The traditional method for grading is manual – you plot out a plan, get your scale, calculator, and coffee then start grading. If there’s a grade bust, you go back and find another solution. In Houston, grading can be tricky because it’s so flat; even a small inaccuracy on your calculations can compound and cause problems. It’s one of the most iterative processes in our scope of work.
So to expedite this process, I built this tool inside CAD that follows the same logic I would on paper but with the greater precision of CAD and the calculations were automatically computed avoiding the human and precision errors that exist in the manual process. The tool prompts you between each input to find the missing variable in the slope formula, then allows you to interpolate. I used it every time I graded.
The misunderstanding people have with automation is they think it does the whole job – it doesn’t; it can’t think for you. The grading logic in this example is guided by the user; the tool just makes it easier to get the job done.
Have you discovered any barriers that inhibit integrating automation into practice?
[CG] Plenty! As I mentioned in the previous answer, there’s a gap in understanding what automation is. There’s the fear that associates automation with deskilling. From the previous example, this fear was having designers not knowing how to grade. Communicating the greater outcome or opportunity of automation is key. To borrow Earl’s antidote, this tool will allow us to make mistakes faster and process things quicker.
Duration is another barrier – turning a one or two day task into a 20-minute step doesn’t happen overnight. There is a lot of discovery and failure in process optimization. The hard part is to find where to start because it can be overwhelming. For me, I have to be able to get my arms around the larger workflow before seeing ways to make it better and how that optimization fits into the greater design process.
Similarly, firms need to take optimization seriously – it shouldn’t be treated as a side project. All firms want efficiency, but not all firms are willing to commit non-billable time to it – you have to take that leap of faith and make the financial investment.
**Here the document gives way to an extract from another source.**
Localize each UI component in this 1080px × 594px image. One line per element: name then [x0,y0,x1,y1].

What are some basic steps every landscape architecture firm can take to better incorporate technology into their design and implementation process?
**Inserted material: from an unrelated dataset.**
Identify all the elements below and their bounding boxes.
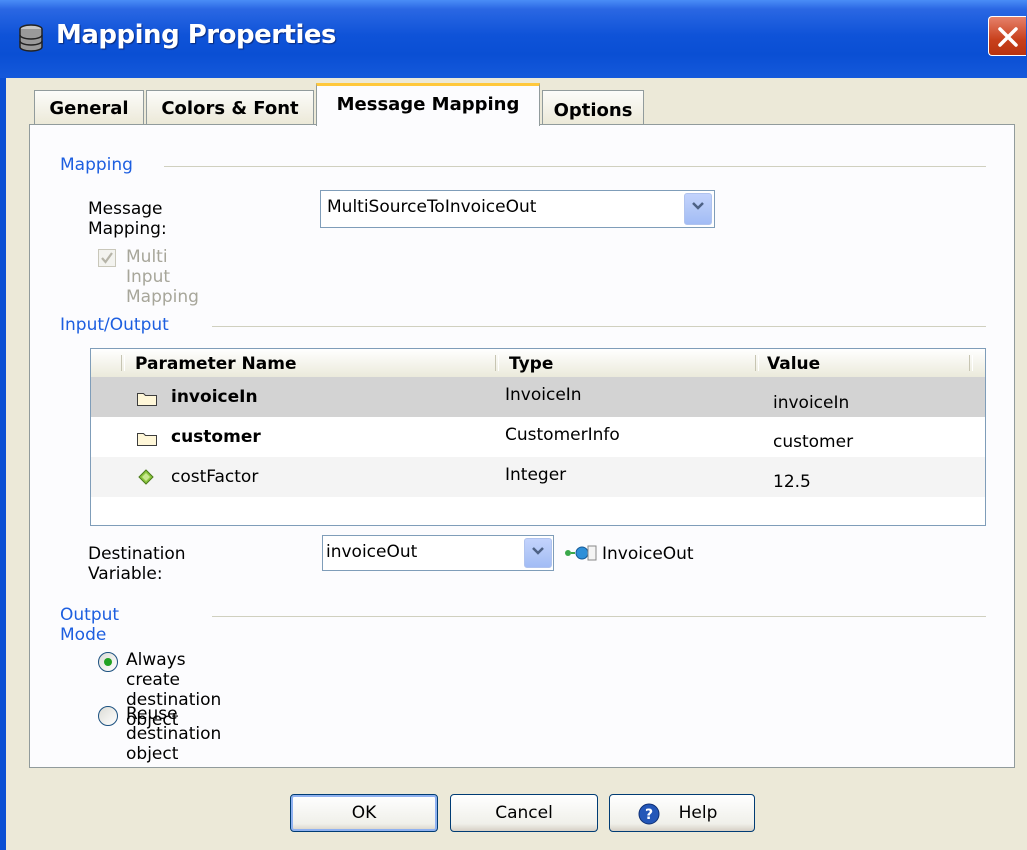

[CG] I’ll share what TBG’s CTO, Greg Nichols, told me: celebrate technology – test things, break things, learn things. Technology touches all parts of your business operation. If you’re thinking about it as just a CAD tool, you’re not thinking of it right.
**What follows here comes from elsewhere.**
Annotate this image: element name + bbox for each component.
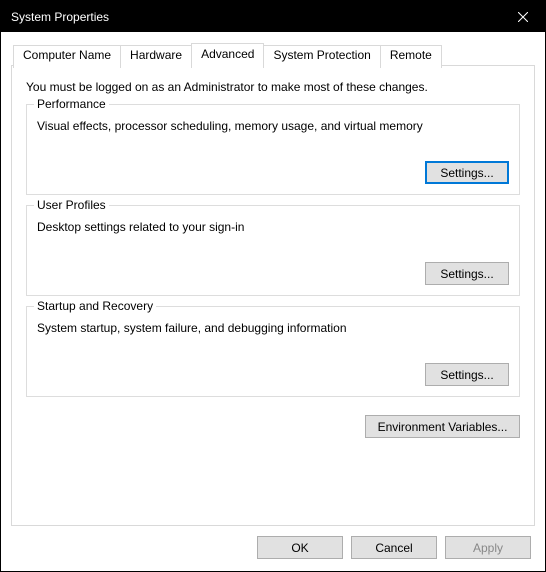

For me, I treat my projects as if they’re startups – that’s the entrepreneurial mindset in me I guess. These tools have the same uncertainty of success, so developing and assessing their value with the same scrutiny tends to steer them towards being successful.
The first step is knowing where you are today – establish a baseline. What’s your measuring stick? Make sure these measures can be clearly understood, provoke action, and that the data is transparent. Subjective measures are hard to gauge success with.
Next, create a feedback loop. With anything new, you’re assuming people will change their behavior in the way they use it. How are you going to validate the tool is being used as you intended? From what you learn, tune the engine – make tweaks, and test new ideas.
Learning is key in the process and failure is a common learning moment when you develop anything new, so don’t be afraid to fail. Much of what we do can and should be automated. Today, our design medium is more complex than ever, yet we’re still treating it like pen and paper – there’s got to be an easier way to do this.